We will look at the case \(f(a) ≤ v ≤ f(b)\). Let \(x_1 = a\) and \(y_1 = b\), so we have \(x_1 ≤ y_1\) and \(f(x_1) ≤ v ≤ f(y_1)\). Let \(m_1\) be the midpoint of \([x_1,y_1]\) and notice that we have either \(f(m_1) ≤ v\) or \(f(m_1) ≥ v\). If \(f(m_1) ≤ v\), then we relabel \(x_2 = m_1\) and \(y_2 = y_1\). If \(f(m_1) ≥ v\), then we relabel \(x_2 = x_1\) and \(y_2 = m_1\).

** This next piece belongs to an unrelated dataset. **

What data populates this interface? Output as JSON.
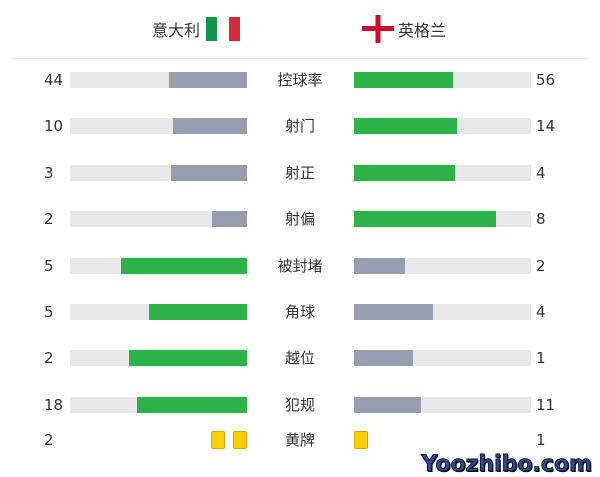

In either case, we end up with \(x_1 ≤ x_2 ≤ y_2 ≤ y_1,\; y_2 - x_2 = \frac{1}{2} (y_1 - x_1)\), \(f(x_1) ≤ v ≤ f(y_1)\), and \(f(x_2) ≤ v ≤ f(y_2)\).
Now play the same game with the interval \([x_2,y_2]\). If we keep playing this game, we will generate two sequences (\(x_n\)) and (\(y_n\)), satisfying all of the conditions of the nested interval property. These sequences will also satisfy the following extra property: \(∀ n,\; f(x_n) ≤ v ≤ f(y_n)\). By the NIP, there exists a \(c\) such that \(x_n ≤ c ≤ y_n,\; ∀ n\). This should be the \(c\) that we seek though this is not obvious. Specifically, we need to show that \(f(c) = v\). This should be where the continuity of \(f\) at \(c\) and the extra property on (\(x_n\))and (\(y_n\)) come into play.
Turn the ideas of the previous paragraphs into a formal proof of the IVT for the case \(f(a) ≤ v ≤ f(b)\).
We can modify the proof of the case \(f(a) ≤ v ≤ f(b)\) into a proof of the IVT for the case \(f(a) ≥ v ≥ f(b)\). However, there is a sneakier way to prove this case by applying the IVT to the function \(-f\). Do this to prove the IVT for the case \(f(a) ≥ v ≥ f(b)\).
Use the IVT to prove that any polynomial of odd degree must have a real root.